George described his views regarding Natural Law’s human application extensively. But behind his rather daunting title was really an analysis of the bevy of interpretations available for it. Rather than defining Natural Law through a god or through human dignity, George related the two subjective outlooks back to Natural Law.
First establishing the intrinsic value of pursuits such as friendship and artistic beauty, which do not hold instrumental value on their own, he showed that basic human rights were too intrinsically valuable. Through this argument, theists and atheists alike can agree on that fundamental “goods” for humans exist.
Staying clear of political arguments altogether, George argued that human rights are defensible so long as the individual is regarded as an end, not a means. The Kantian idea that social systems exist as a means to support individual human ends was the backbone of his argument. God and dignity are only involved to decide exactly where a line is drawn, such as the point a fetus becomes “human enough” to gain its rights.
Another seemingly religious topic George analyzed was original sin. Biblically centered or not, original sin is the basic imperfection that prevents a standard set of values from emerging amongst humanity. So from this handicap, George argues, the goal is to strive towards the intrinsically positive values we know exist.
Among other natural positives, George also listed knowledge and health. Both of which, he said, can be improved only for the point of improvement without provoking questioning. He compared these to money, an intrinsically worthless substance with enormous instrumental value. Stating that “one single ‘human good’ is not practical,” he once again emphasized human beings as an end rather than a means of the social systems we create.
By relating each of his subjects to a human “goodness” rather than a religious standpoint, his statements remained logically based regardless of the audience’s views.
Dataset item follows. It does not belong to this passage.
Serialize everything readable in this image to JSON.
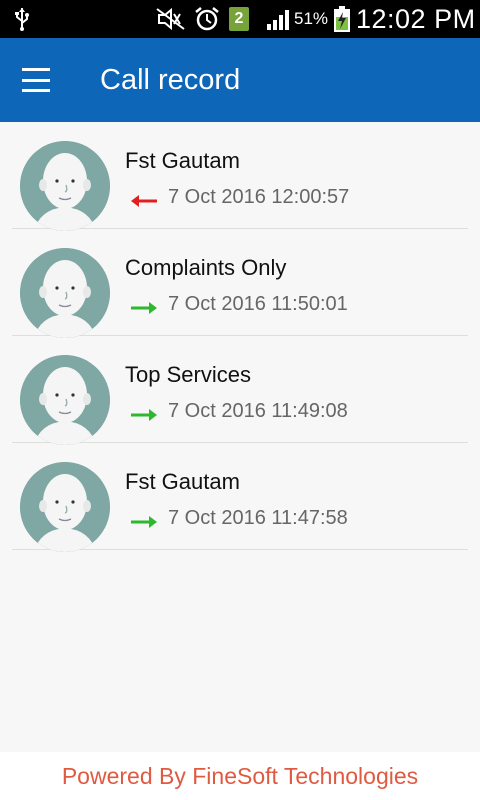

George listed a number of his atheistic colleagues (including at one point Richard Dawkins) with whom he had discussed these topics. It was this open attitude that seemed to most impress those listening.
Zachary Rohrbach ’12 said George “kept his points framed in a light that was applicable to both theism and atheism.” Throughout his lecture, George made a point of arguing all sides of a view, starting with his own Christian outlook and proving the same application of both reductive materialist and spiritual atheists.
To accommodate those viewpoints, George relied heavily on his knowledge of the works of thinkers like Aristotle and Aquinas. Ted Plumber ’13 said the references “mandated a more philosophical background in order to grasp them.”
To conclude his lecture, George brought his ideas full circle to establish that “all of our choices and actions determine not only the world we create, but they constitute our intransitive, internal beings.” The way we support an action politically also adds to the intrinsic goodness of our inner selves, and to promote equal Natural Law is to improve ourselves for our own dignified sake, religious or not.